Paylaş
Şu bir gerçek ki, Türkiye’de futbolu okumaya çalışan hemen herkes için bir takıntı bu rakamlar.
Avrupa’da devrimci teknik adamlar artık oyuncu değiştirmeden oyun içinde 3 farklı sistemi kullanabilmeye kafa yorarken, biz rakamların sığlığına boğuluyoruz çoğu zaman. Oysa Yılmaz Vural 30 yılı aşkın tecrübesiyle gösterdi ki, hemen hemen aynı oyuncuları kullanarak farklı bir oyun mümkün.
Ne miydi dünkü Göztepe’de farklı olanlar?
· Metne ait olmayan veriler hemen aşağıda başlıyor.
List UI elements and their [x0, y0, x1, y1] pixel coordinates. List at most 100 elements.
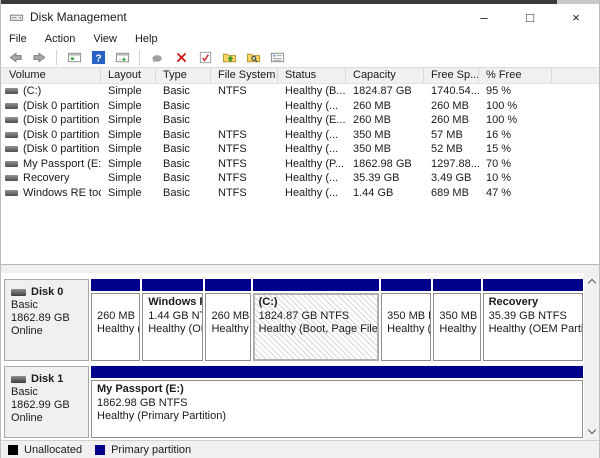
- partition-title: Recovery: [489, 296, 580, 310]
- partition-block[interactable]: (C:) 1824.87 GB NTFS Healthy (Boot, Page…: [253, 279, 380, 361]
- disk-name: Disk 0: [31, 286, 63, 299]
- disk-kind: Basic: [11, 299, 86, 312]
- volume-table-row[interactable]: (Disk 0 partition 1) Simple Basic Health…: [1, 99, 599, 114]
- partition-status-line: Healthy (: [387, 323, 428, 337]
- cell-status: Healthy (...: [278, 99, 346, 114]
- volume-name: Recovery: [23, 171, 69, 186]
- menu-help[interactable]: Help: [126, 33, 167, 45]
- legend-item: Primary partition: [95, 444, 191, 456]
- back-icon[interactable]: [5, 48, 25, 66]
- volume-table-row[interactable]: Windows RE tools Simple Basic NTFS Healt…: [1, 186, 599, 201]
- cell-capacity: 1862.98 GB: [346, 157, 424, 172]
- volume-name: (Disk 0 partition 6): [23, 128, 101, 143]
- partition-body: 260 MB Healthy (: [205, 293, 250, 361]
- cell-type: Basic: [156, 99, 211, 114]
- vertical-scrollbar[interactable]: [584, 273, 599, 440]
- cell-file-system: NTFS: [211, 128, 278, 143]
- cell-capacity: 260 MB: [346, 99, 424, 114]
- maximize-button[interactable]: □: [507, 4, 553, 30]
- menu-action[interactable]: Action: [36, 33, 85, 45]
- column-header-type[interactable]: Type: [156, 68, 211, 83]
- volume-icon: [5, 175, 18, 181]
- scroll-down-button[interactable]: [584, 424, 599, 440]
- volume-table-row[interactable]: My Passport (E:) Simple Basic NTFS Healt…: [1, 157, 599, 172]
- cell-file-system: [211, 99, 278, 114]
- partition-type-band: [205, 279, 250, 291]
- partition-title: [97, 296, 137, 310]
- cell-pct-free: 10 %: [479, 171, 552, 186]
- disk-info-pane[interactable]: Disk 0 Basic 1862.89 GB Online: [4, 279, 89, 361]
- column-header-free-sp[interactable]: Free Sp...: [424, 68, 479, 83]
- partition-status-line: Healthy (Primary Partition): [97, 410, 580, 424]
- cell-status: Healthy (...: [278, 142, 346, 157]
- partition-block[interactable]: Windows R 1.44 GB NTF Healthy (OEI: [142, 279, 203, 361]
- volume-icon: [5, 88, 18, 94]
- partition-block[interactable]: 260 MB Healthy (: [205, 279, 250, 361]
- help-icon[interactable]: ?: [88, 48, 108, 66]
- action-pane-icon[interactable]: [112, 48, 132, 66]
- console-tree-icon[interactable]: [64, 48, 84, 66]
- cell-layout: Simple: [101, 157, 156, 172]
- cell-pct-free: 15 %: [479, 142, 552, 157]
- close-button[interactable]: ×: [553, 4, 599, 30]
- volume-table-row[interactable]: (Disk 0 partition 7) Simple Basic NTFS H…: [1, 142, 599, 157]
- disk-management-window: Disk Management –□× FileActionViewHelp ?…: [0, 0, 600, 458]
- column-header-file-system[interactable]: File System: [211, 68, 278, 83]
- folder-up-icon[interactable]: [219, 48, 239, 66]
- cell-volume: (Disk 0 partition 7): [1, 142, 101, 157]
- partition-block[interactable]: Recovery 35.39 GB NTFS Healthy (OEM Part…: [483, 279, 583, 361]
- cell-file-system: NTFS: [211, 157, 278, 172]
- menu-view[interactable]: View: [84, 33, 126, 45]
- cell-type: Basic: [156, 113, 211, 128]
- column-header-status[interactable]: Status: [278, 68, 346, 83]
- volume-table-row[interactable]: (C:) Simple Basic NTFS Healthy (B... 182…: [1, 84, 599, 99]
- volume-table-row[interactable]: (Disk 0 partition 3) Simple Basic Health…: [1, 113, 599, 128]
- scroll-up-button[interactable]: [584, 273, 599, 289]
- partition-body: 350 MB N Healthy (: [381, 293, 431, 361]
- partition-title: [211, 296, 247, 310]
- volume-table-row[interactable]: (Disk 0 partition 6) Simple Basic NTFS H…: [1, 128, 599, 143]
- partition-area: My Passport (E:) 1862.98 GB NTFS Healthy…: [89, 366, 583, 438]
- cell-type: Basic: [156, 171, 211, 186]
- toolbar-separator: [139, 50, 140, 65]
- cell-free-space: 52 MB: [424, 142, 479, 157]
- pane-splitter[interactable]: [1, 264, 599, 273]
- disk-status: Online: [11, 325, 86, 338]
- chevron-up-icon: [587, 279, 595, 287]
- action-pointer-icon[interactable]: [147, 48, 167, 66]
- column-header-layout[interactable]: Layout: [101, 68, 156, 83]
- partition-status-line: Healthy (: [439, 323, 477, 337]
- cell-volume: (Disk 0 partition 1): [1, 99, 101, 114]
- partition-block[interactable]: 350 MB N Healthy (: [381, 279, 431, 361]
- cell-capacity: 350 MB: [346, 128, 424, 143]
- disk-name: Disk 1: [31, 373, 63, 386]
- volume-table-row[interactable]: Recovery Simple Basic NTFS Healthy (... …: [1, 171, 599, 186]
- partition-capacity-line: 350 MB N: [439, 310, 477, 324]
- column-header-volume[interactable]: Volume: [1, 68, 101, 83]
- minimize-button[interactable]: –: [461, 4, 507, 30]
- partition-block[interactable]: 260 MB Healthy (: [91, 279, 140, 361]
- column-header-free[interactable]: % Free: [479, 68, 552, 83]
- partition-capacity-line: 350 MB N: [387, 310, 428, 324]
- disk-size: 1862.89 GB: [11, 312, 86, 325]
- partition-type-band: [483, 279, 583, 291]
- delete-volume-icon[interactable]: [171, 48, 191, 66]
- svg-text:?: ?: [95, 53, 101, 64]
- check-doc-icon[interactable]: [195, 48, 215, 66]
- volume-list-pane: VolumeLayoutTypeFile SystemStatusCapacit…: [1, 68, 599, 264]
- volume-icon: [5, 161, 18, 167]
- cell-layout: Simple: [101, 186, 156, 201]
- folder-find-icon[interactable]: [243, 48, 263, 66]
- cell-free-space: 260 MB: [424, 99, 479, 114]
- menu-file[interactable]: File: [1, 33, 36, 45]
- disk-info-pane[interactable]: Disk 1 Basic 1862.99 GB Online: [4, 366, 89, 438]
- properties-icon[interactable]: [267, 48, 287, 66]
- cell-layout: Simple: [101, 99, 156, 114]
- partition-title: (C:): [259, 296, 377, 310]
- forward-icon[interactable]: [29, 48, 49, 66]
- column-header-capacity[interactable]: Capacity: [346, 68, 424, 83]
- partition-block[interactable]: 350 MB N Healthy (: [433, 279, 480, 361]
- partition-capacity-line: 1862.98 GB NTFS: [97, 397, 580, 411]
- partition-block[interactable]: My Passport (E:) 1862.98 GB NTFS Healthy…: [91, 366, 583, 438]
- legend-swatch: [8, 445, 18, 455]
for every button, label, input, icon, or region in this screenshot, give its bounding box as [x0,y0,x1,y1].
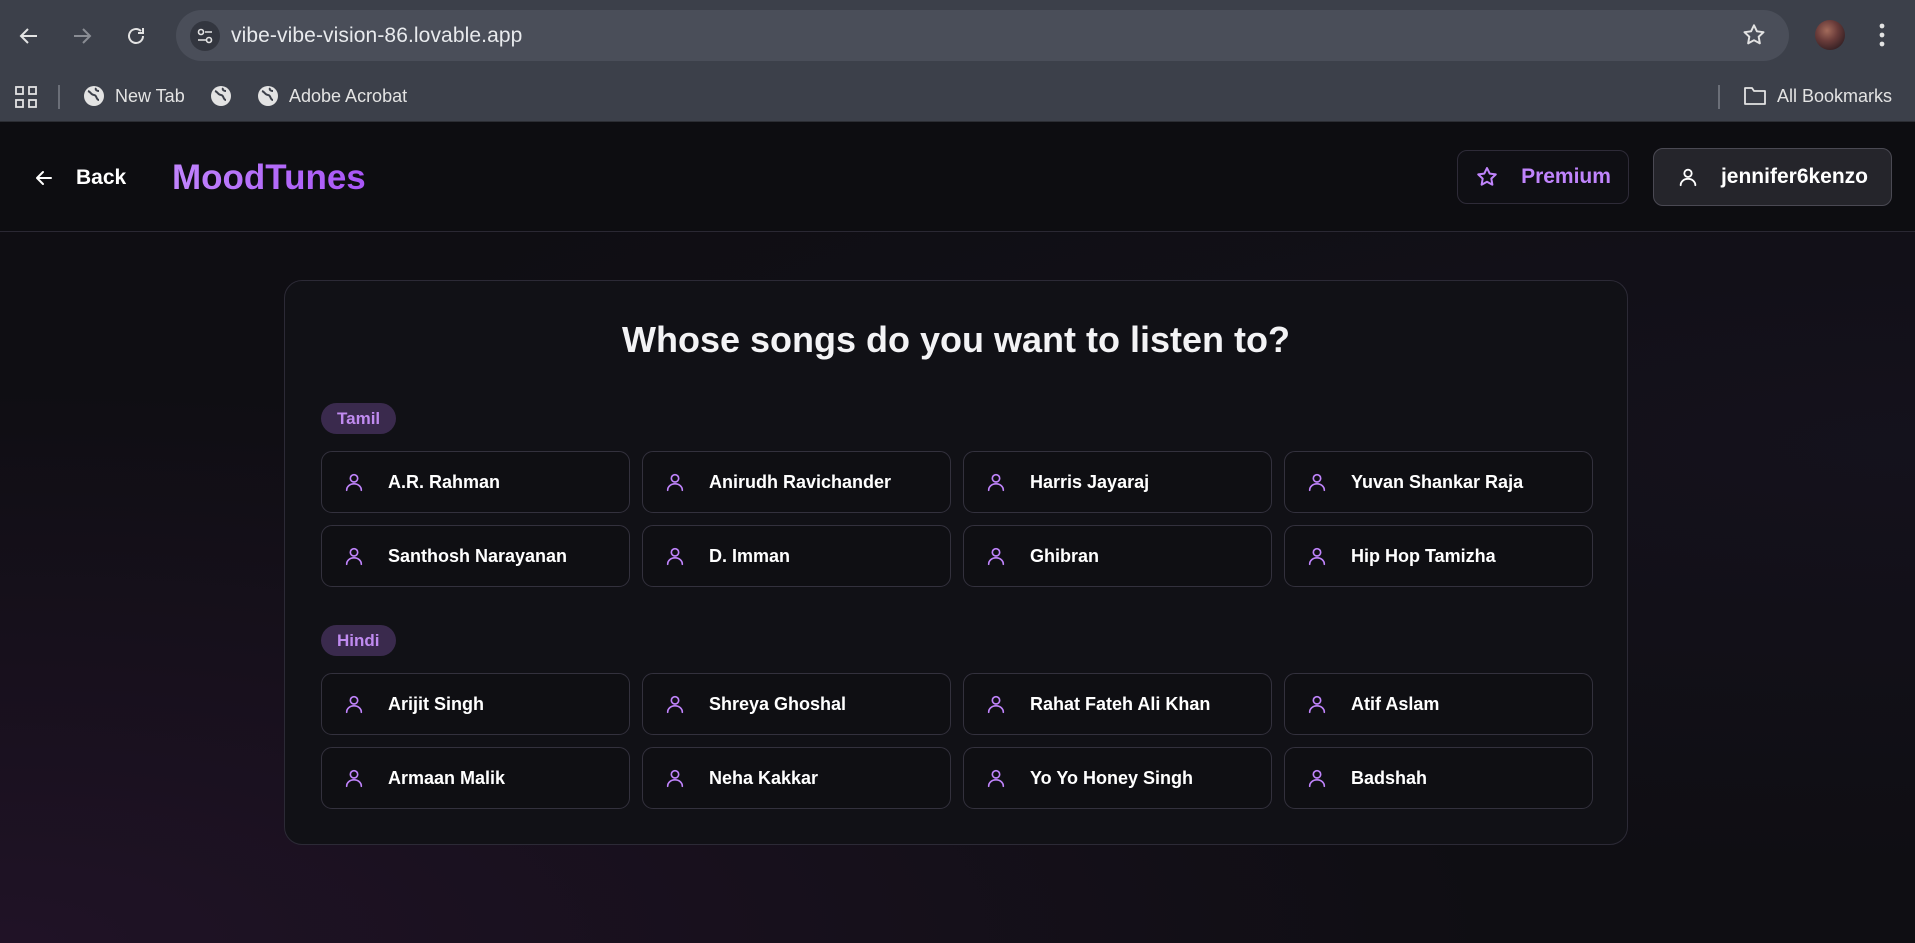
user-icon [1305,544,1329,568]
all-bookmarks[interactable]: All Bookmarks [1743,85,1892,107]
artist-name: Ghibran [1030,545,1100,566]
artist-button[interactable]: Neha Kakkar [642,747,951,809]
user-icon [342,766,366,790]
artist-button[interactable]: Atif Aslam [1284,673,1593,735]
user-icon [342,692,366,716]
artist-button[interactable]: Badshah [1284,747,1593,809]
artist-button[interactable]: Anirudh Ravichander [642,451,951,513]
artist-name: Anirudh Ravichander [709,471,892,492]
artist-button[interactable]: A.R. Rahman [321,451,630,513]
bookmark-new-tab[interactable]: New Tab [83,85,185,107]
apps-grid-icon[interactable] [14,85,38,109]
artist-name: Neha Kakkar [709,767,819,788]
artist-button[interactable]: Santhosh Narayanan [321,525,630,587]
globe-icon [258,86,278,106]
language-badge-tamil: Tamil [321,403,397,434]
language-badge-hindi: Hindi [321,625,396,656]
artist-name: Shreya Ghoshal [709,693,847,714]
user-icon [663,544,687,568]
user-icon [663,692,687,716]
more-menu-icon[interactable] [1870,20,1894,55]
user-icon [984,470,1008,494]
artist-name: Rahat Fateh Ali Khan [1030,693,1211,714]
bookmark-star-icon[interactable] [1741,22,1767,53]
artist-button[interactable]: Arijit Singh [321,673,630,735]
reload-icon[interactable] [114,14,158,58]
back-button[interactable]: Back [34,158,126,198]
user-icon [1305,692,1329,716]
artist-grid-hindi: Arijit Singh Shreya Ghoshal Rahat Fateh Al… [321,673,1593,809]
artist-name: Arijit Singh [388,693,484,714]
profile-avatar[interactable] [1815,20,1845,50]
user-icon [1305,766,1329,790]
artist-name: D. Imman [709,545,791,566]
artist-name: Badshah [1351,767,1428,788]
premium-button[interactable]: Premium [1457,150,1629,204]
user-icon [342,470,366,494]
back-label: Back [76,166,127,189]
site-settings-icon[interactable] [190,21,220,51]
star-icon [1477,167,1497,186]
username: jennifer6kenzo [1720,165,1869,188]
url-text[interactable]: vibe-vibe-vision-86.lovable.app [231,24,522,48]
bookmark-label: New Tab [115,85,185,106]
artist-name: Harris Jayaraj [1030,471,1150,492]
artist-selection-card: Whose songs do you want to listen to? Ta… [284,280,1628,845]
globe-icon [211,86,231,106]
artist-button[interactable]: Hip Hop Tamizha [1284,525,1593,587]
arrow-left-icon [36,171,52,185]
artist-button[interactable]: D. Imman [642,525,951,587]
artist-button[interactable]: Yo Yo Honey Singh [963,747,1272,809]
user-icon [984,766,1008,790]
forward-arrow-icon[interactable] [60,14,104,58]
folder-icon [1744,87,1766,105]
all-bookmarks-label: All Bookmarks [1777,85,1893,106]
back-arrow-icon[interactable] [7,14,51,58]
artist-button[interactable]: Armaan Malik [321,747,630,809]
address-bar[interactable]: vibe-vibe-vision-86.lovable.app [176,10,1789,61]
main-content: Whose songs do you want to listen to? Ta… [0,232,1915,943]
artist-button[interactable]: Shreya Ghoshal [642,673,951,735]
app-header: Back MoodTunes Premium jennifer6kenzo [0,122,1915,232]
bookmarks-divider [1718,85,1720,109]
user-icon [663,470,687,494]
artist-button[interactable]: Yuvan Shankar Raja [1284,451,1593,513]
premium-label: Premium [1521,165,1611,188]
user-icon [663,766,687,790]
artist-name: A.R. Rahman [388,471,501,492]
bookmarks-divider [58,85,60,109]
artist-name: Santhosh Narayanan [388,545,568,566]
user-icon [1679,168,1697,187]
user-account-button[interactable]: jennifer6kenzo [1653,148,1892,206]
bookmark-globe[interactable] [210,85,232,107]
user-icon [342,544,366,568]
user-icon [1305,470,1329,494]
browser-toolbar: vibe-vibe-vision-86.lovable.app [0,0,1915,72]
user-icon [984,544,1008,568]
bookmark-label: Adobe Acrobat [289,85,408,106]
artist-name: Yo Yo Honey Singh [1030,767,1194,788]
bookmark-adobe-acrobat[interactable]: Adobe Acrobat [257,85,407,107]
bookmarks-bar: New Tab Adobe Acrobat All Bookmarks [0,72,1915,122]
artist-grid-tamil: A.R. Rahman Anirudh Ravichander Harris Jay… [321,451,1593,587]
artist-button[interactable]: Rahat Fateh Ali Khan [963,673,1272,735]
brand-logo[interactable]: MoodTunes [172,158,366,198]
artist-button[interactable]: Harris Jayaraj [963,451,1272,513]
user-icon [984,692,1008,716]
artist-button[interactable]: Ghibran [963,525,1272,587]
artist-name: Atif Aslam [1351,693,1440,714]
artist-name: Yuvan Shankar Raja [1351,471,1524,492]
artist-name: Hip Hop Tamizha [1351,545,1496,566]
globe-icon [84,86,104,106]
page-title: Whose songs do you want to listen to? [622,319,1290,360]
artist-name: Armaan Malik [388,767,506,788]
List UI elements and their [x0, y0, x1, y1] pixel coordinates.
1- Orta alandaki iki oyuncunun pozisyon alışları dikkat çekiciydi. Orta alanın ‘savunma bakanı’ Gosso, sezon ortasında ’10 numara’ diye alınan Murat Akın’ın önündeydi! Bir başka ifadeyle, Murat ön libero, Gosso ise Segbefia ile birlikte merkez orta saha oynadı. Yılmaz Hoca, Murat’ın teknik kapasitesiyle savunmadan çıkan top kalitesini artırmış, Gosso’nun ön alanda yer alışıyla baskı bölgesini biraz daha öne taşımıştı. Haftalarda yok sayılar Segbefia’nın sürpriz koşuları da hücuma zenginlik kattı.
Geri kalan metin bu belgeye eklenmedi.